Image of the CEO of Cyberworks Robotics

Cyberworks Robotics: Steering the future with autonomous self-driving technology

Timing can often determine the trajectory of an entrepreneur’s journey, and Vivek Burhanpurkar, the CEO of Cyberworks Robotics and a pioneer in the autonomous self-driving technology sector, can attest to this. 

Back in the 1980’s, Burhanpurkar came up with some of the earliest self-driving technology that was published in journals and conferences, and was launched as a successful startup across Europe and Japan. This startup later evolved into Cyberworks Robotics. Over the years he decided to pivot the company to other industries and not enter the market decades sooner. This decision was partly because the very high costs of computing hardware and sensors limited their chances for mass adoption. 

But all hope was not lost. Burhanpurkar and his team took the opportunity to focus their efforts on understanding and resolving instances when autonomous tech algorithms fail, known as the ‘edge-case’ scenarios. 

“We are currently the only company who have solved the edge-cases that have stopped competitors from mass market adoption. And this matters because in mission-critical applications, a malfunction even once every thousand hours is unacceptable,” shares Burhanpurkar. 

Around 2016, as production costs started decreasing, Burhanpurkar knew that it was the right time to re-enter the industry.

Cyberworks Robotics’ autonomous self-driving platform gives self-driving capabilities to any equipment originally operated by humans, from wheelchair porter services to floor-cleaning machinery. This technology helps bridge the gap created by hiring shortages in the industry.

Driving innovation through collaboration

Things were working out for Cyberworks, who had the reputation and a very unique selling proposition. It was a matter of finding the right connections. Burhanpurkar adds, “We were looking for a partnership with an accelerator that was more industry and hardware based and at that point, someone recommended Innovations Factory’s Centre for Integrated Transportation and Mobility (CITM).”

CITM, backed by the Ontario Vehicle Innovation Network (OVIN), is an accelerator program that helps innovators with smart, connected and electrified transportation and infrastructure solutions. 

In 2022, Cyberworks started working closely with the advisors at CITM. “Working with CITM has been fantastic. They have been a great resource with a depth of understanding of the industry that is very rare to find in accelerators,” Burhanpurkar notes. “The team at CITM has provided us with invaluable industry resources and knowledge, strategic introductions, technical support, as well as funding and grant advice.”

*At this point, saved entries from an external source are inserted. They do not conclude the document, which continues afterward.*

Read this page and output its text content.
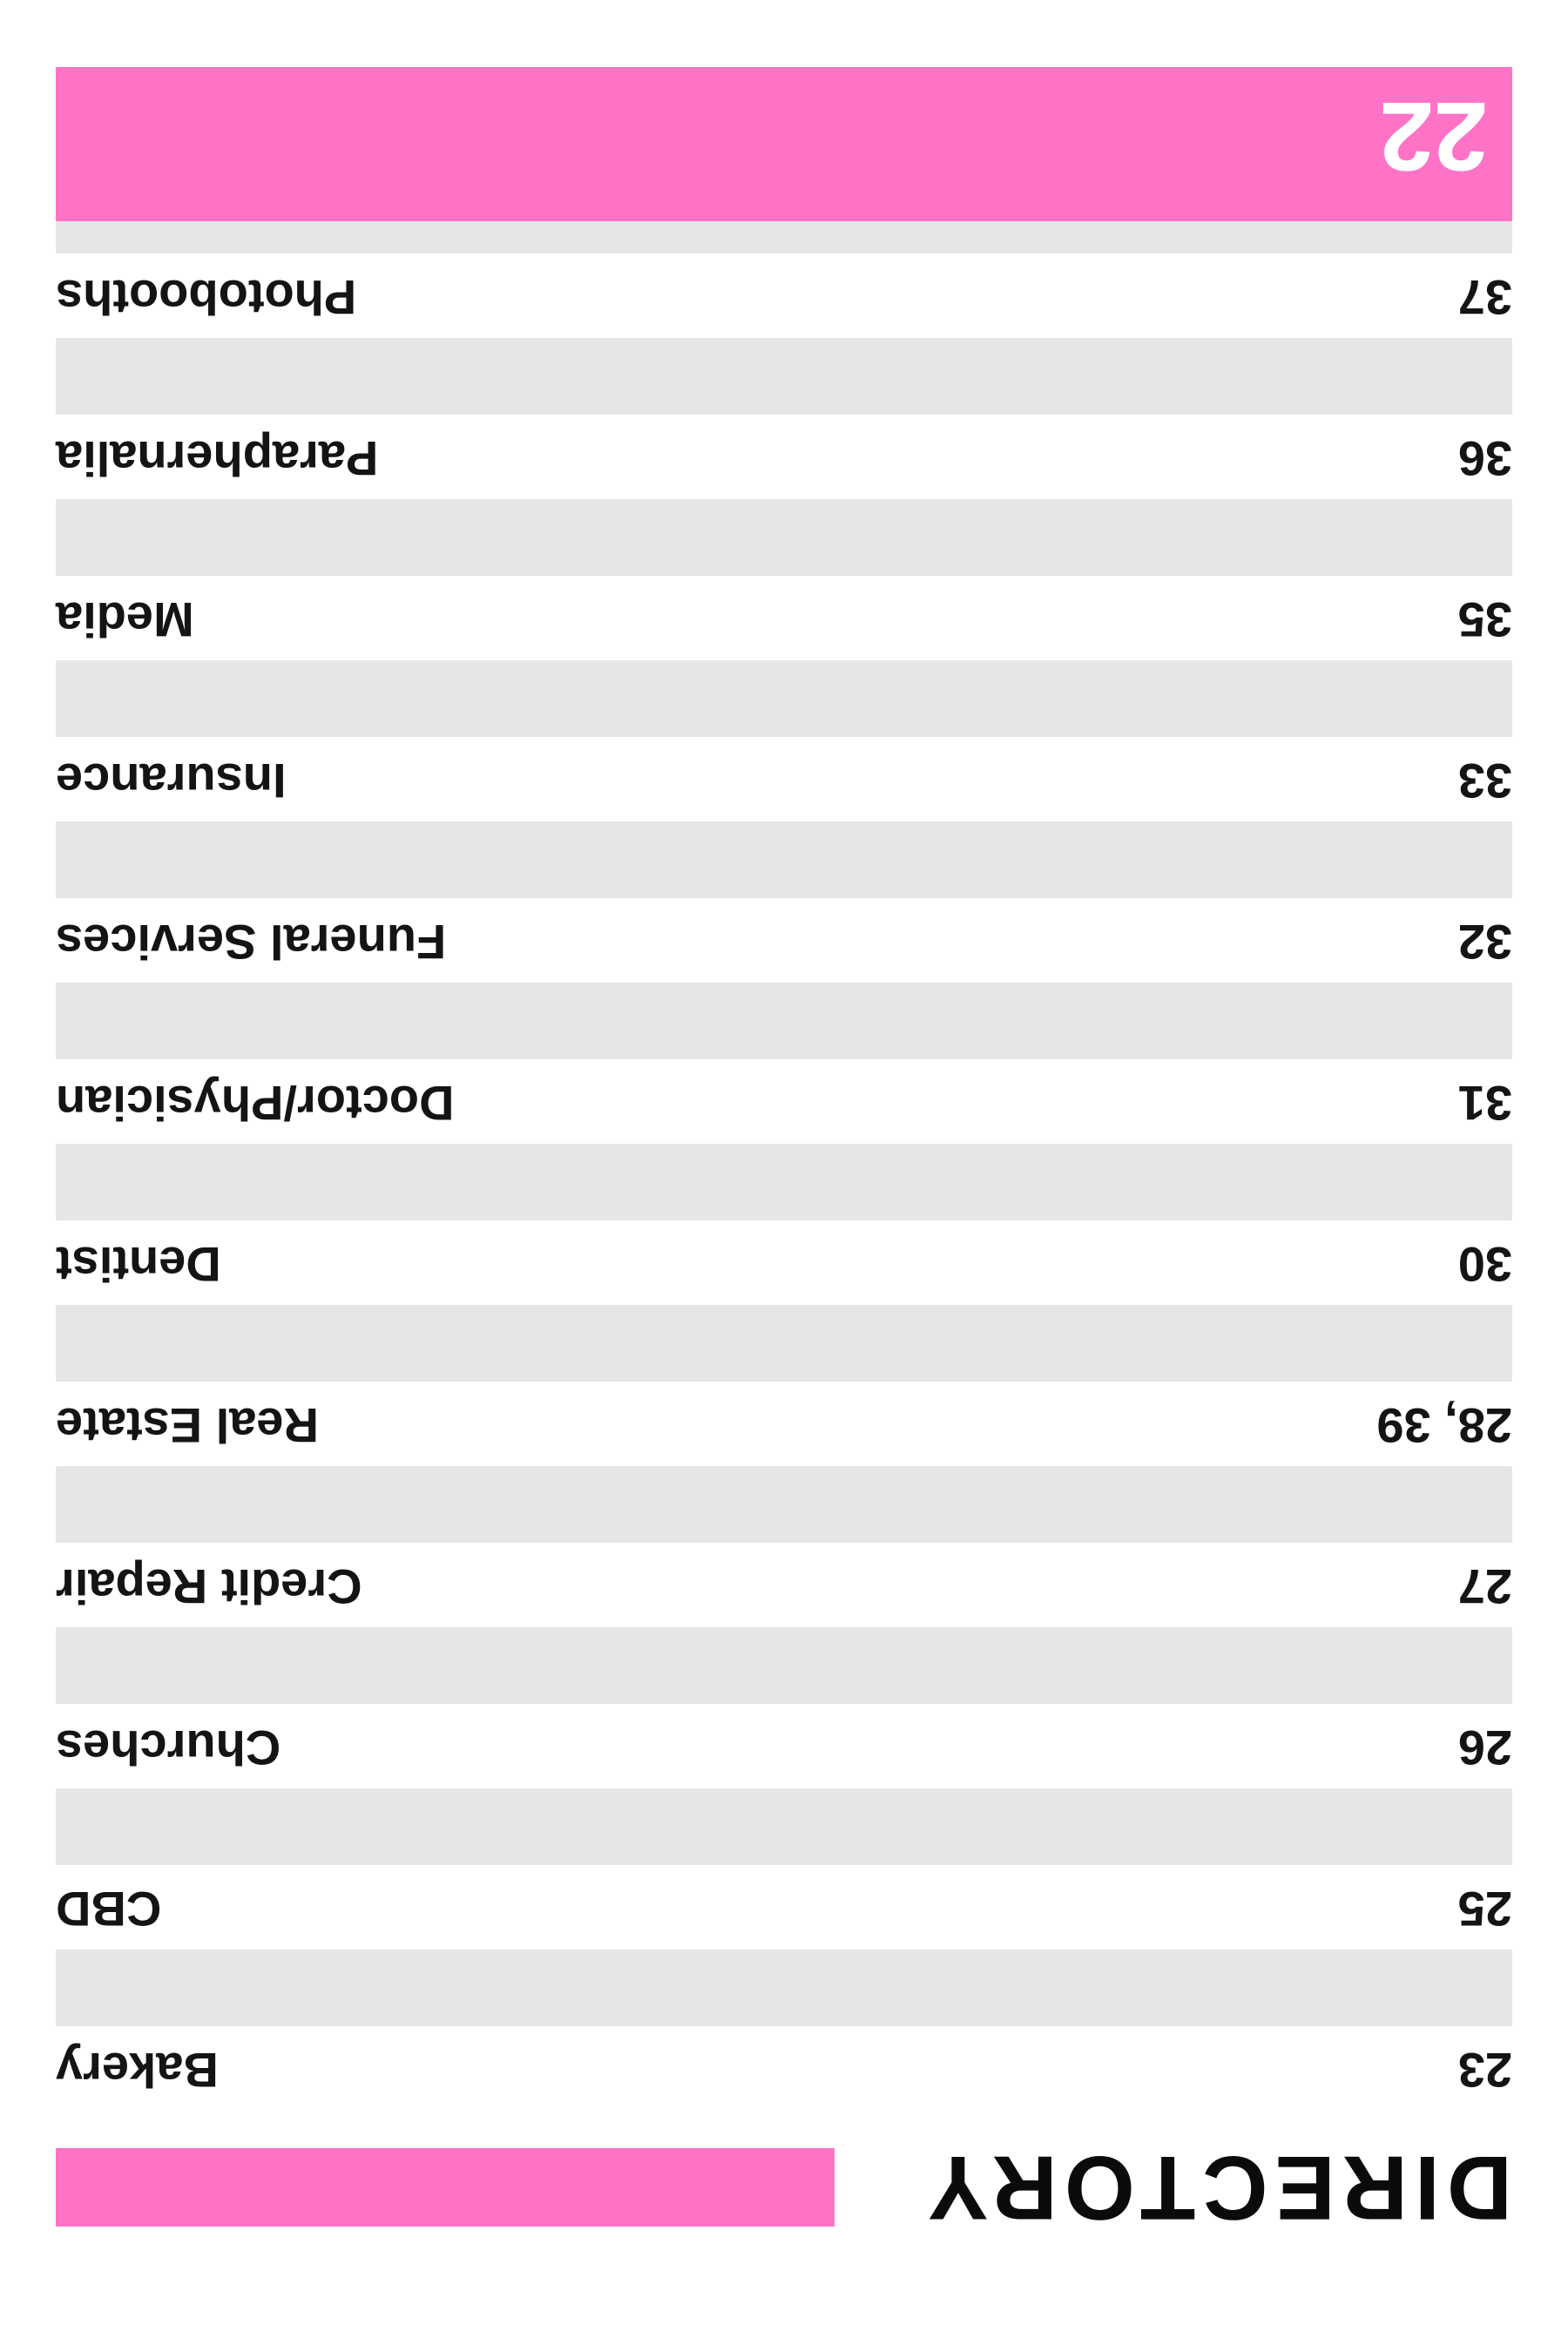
DIRECTORY
23
Bakery
25
CBD
26
Churches
27
Credit Repair
28, 39
Real Estate
30
Dentist
31
Doctor/Physician
32
Funeral Services
33
Insurance
35
Media
36
Paraphernalia
37
Photobooths
22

As a result, Burhanpurkar and team started working on individual projects with key industry players. “We are working on a project with Linamar Corporation, to adapt our autonomous material handling technology in the automotive industry, and also working with McMaster Manufacturing Research Institute to adapt our autonomous floor cleaning technology to various models of industrial ride-on floor cleaning equipment, which can be used in both factories and warehouses,” explains Burhanpurkar.

The Cyberworks team soon started gaining the attention of other industry leaders like Next Generation Manufacturing Canada (NGen). In 2023, in partnership with Linamar, Cyberworks was announced as one of the recipients of NGen’s AI for Manufacturing Challenge, an initiative that provided $50 million in funding to enhance their commercialization of artificial and machine learning innovations across Canada.

Burhanpurkar shares, “Currently we have an IP that is a combination of ‘trade secret,’ as well as a pending U.S. patent. We have also filed for the Global PCT patent which will allow our technology to have IP protection internationally.”

Cyberworks’ Vision for Global Autonomy

A Cyberworks Robotics autonomous floor cleaner roams an international U.S. airport performing routine cleaning duties. Photo by Cyberworks Robotics

At present, Cyberworks and team have some big projects underway. Burhanpurkar explained they are working on deploying their autonomous cleaning technology with some of Canada’s largest commercial cleaning companies that could have big box retail chains use their technology. This is a massive opportunity for Cyberworks because not only is cleaning a large market in Canada, it also opens doors to thousands of retail chains in the United States and rest of the world. 

Cyberworks Robotics has also been conducting pilot programs with large commercial partners at airports in the United States. Burhanpurkar elaborates, “A few months ago, we piloted our autonomous technology at a major airport, which had already purchased one of our competitors’ autonomous floor cleaners. We outperformed our competitors on every single performance metric. We are now launching a new trial at the same airport, deploying our autonomous wheelchairs in collaboration with one of the world’s largest wheelchair portering companies.”

Looking ahead, Burhanpurkar explained that the goal is for Cyberworks to work with all of the world’s major manufacturers of industrial equipment. He aspires to be “the ‘Microsoft’ of operating systems for autonomous mobility of industrial equipment.”